How we do bulk analysis of our Prismic content

Posted 20 December 2022

At work, we use Prismic as a headless CMS for our public website. If you see images or text that aren’t part of the catalogue, they’re probably managed through Prismic.

To help us manage our growing Prismic library, we’ve built a number of tools and scripts to analyse our content in bulk. This includes:

measuring the use of different slices
finding examples of interesting documents
running linting and validation rules

All our scripts and code are open source and publicly available, and in this post I want to give a quick tour of the key ideas.

My examples all use Prismic’s JavaScript library, but most of these ideas aren’t Prismic-specific – you could apply them to other CMSes.

Download all our Prismic content

The first thing we need to do is download all our Prismic content.

You can export a snapshot in the “Import/Export” tab of the Prismic GUI, but that’s not what we use for bulk analysis – we wanted something that could run synchronously, and be triggered programatically.

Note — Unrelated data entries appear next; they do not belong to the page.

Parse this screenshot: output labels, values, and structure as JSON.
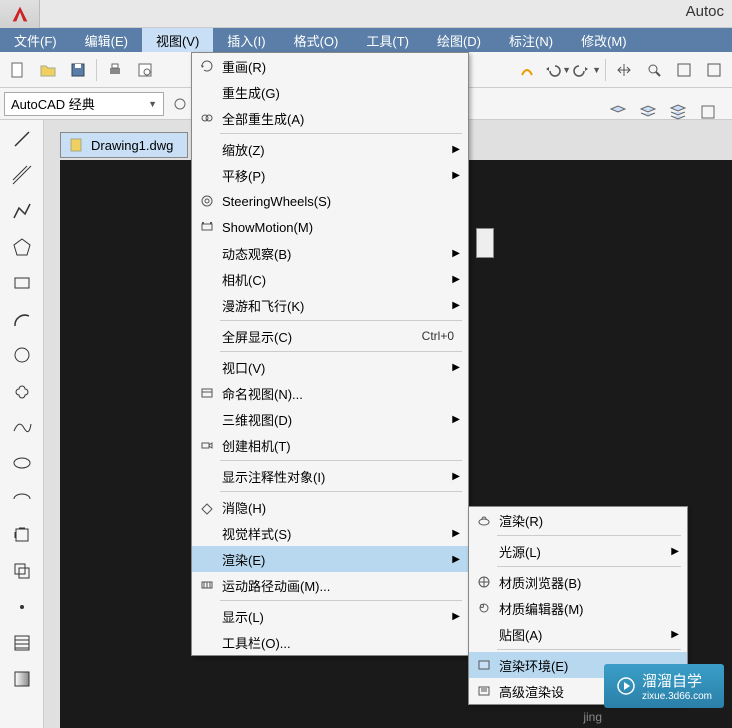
{
  "app": {
    "title_fragment": "Autoc"
  },
  "menubar": {
    "items": [
      {
        "label": "文件(F)"
      },
      {
        "label": "编辑(E)"
      },
      {
        "label": "视图(V)",
        "active": true
      },
      {
        "label": "插入(I)"
      },
      {
        "label": "格式(O)"
      },
      {
        "label": "工具(T)"
      },
      {
        "label": "绘图(D)"
      },
      {
        "label": "标注(N)"
      },
      {
        "label": "修改(M)"
      }
    ]
  },
  "workspace": {
    "label": "AutoCAD 经典"
  },
  "drawing": {
    "filename": "Drawing1.dwg"
  },
  "view_menu": {
    "items": [
      {
        "label": "重画(R)",
        "icon": "redraw"
      },
      {
        "label": "重生成(G)"
      },
      {
        "label": "全部重生成(A)",
        "icon": "regen-all"
      },
      {
        "sep": true
      },
      {
        "label": "缩放(Z)",
        "submenu": true
      },
      {
        "label": "平移(P)",
        "submenu": true
      },
      {
        "label": "SteeringWheels(S)",
        "icon": "wheel"
      },
      {
        "label": "ShowMotion(M)",
        "icon": "film"
      },
      {
        "label": "动态观察(B)",
        "submenu": true
      },
      {
        "label": "相机(C)",
        "submenu": true
      },
      {
        "label": "漫游和飞行(K)",
        "submenu": true
      },
      {
        "sep": true
      },
      {
        "label": "全屏显示(C)",
        "shortcut": "Ctrl+0"
      },
      {
        "sep": true
      },
      {
        "label": "视口(V)",
        "submenu": true
      },
      {
        "label": "命名视图(N)...",
        "icon": "named-view"
      },
      {
        "label": "三维视图(D)",
        "submenu": true
      },
      {
        "label": "创建相机(T)",
        "icon": "camera"
      },
      {
        "sep": true
      },
      {
        "label": "显示注释性对象(I)",
        "submenu": true
      },
      {
        "sep": true
      },
      {
        "label": "消隐(H)",
        "icon": "hide"
      },
      {
        "label": "视觉样式(S)",
        "submenu": true
      },
      {
        "label": "渲染(E)",
        "submenu": true,
        "highlighted": true
      },
      {
        "label": "运动路径动画(M)...",
        "icon": "motion-path"
      },
      {
        "sep": true
      },
      {
        "label": "显示(L)",
        "submenu": true
      },
      {
        "label": "工具栏(O)..."
      }
    ]
  },
  "render_submenu": {
    "items": [
      {
        "label": "渲染(R)",
        "icon": "teapot"
      },
      {
        "sep": true
      },
      {
        "label": "光源(L)",
        "submenu": true
      },
      {
        "sep": true
      },
      {
        "label": "材质浏览器(B)",
        "icon": "mat-browser"
      },
      {
        "label": "材质编辑器(M)",
        "icon": "mat-editor"
      },
      {
        "label": "贴图(A)",
        "submenu": true
      },
      {
        "sep": true
      },
      {
        "label": "渲染环境(E)",
        "icon": "render-env",
        "highlighted": true
      },
      {
        "label": "高级渲染设",
        "icon": "adv-render"
      }
    ]
  },
  "watermark": {
    "brand": "溜溜自学",
    "site": "zixue.3d66.com"
  },
  "misc": {
    "jing": "jing"
  }
}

An Import/Export panel in the Prismic dashboard. There's a heading 'Export your documents' with the explanation 'Ask for a snapshot of all your documents. You will be notified by email once its done' and a green button 'Export your documents'

Fortunately, the Prismic client library includes a dangerouslyGetAll() method, which downloads all your documents. It includes both pagination and throttling, so it can fetch everything without overwhelming the Prismic API. We can put this in a short script:

// npm i node-fetch @prismicio/client
// node download-documents-1.js

const fetch = import('node-fetch');            // ^3.3.0
const prismic = require('@prismicio/client');  // ^6.7.1

/** Returns an array of all the documents in a Prismic repository. */
async function downloadDocuments() {
  const endpoint = prismic.getEndpoint('wellcomecollection');
  const client = prismic.createClient(endpoint, { fetch });

  const documents = await client.dangerouslyGetAll();

  return documents;
}

downloadDocuments()
  .then(documents => console.log(documents));

This can be somewhat slow – our library has about 3.5k documents, and it takes 20 seconds to download. Over time, as we write more and bigger documents, that’s only going to get slower.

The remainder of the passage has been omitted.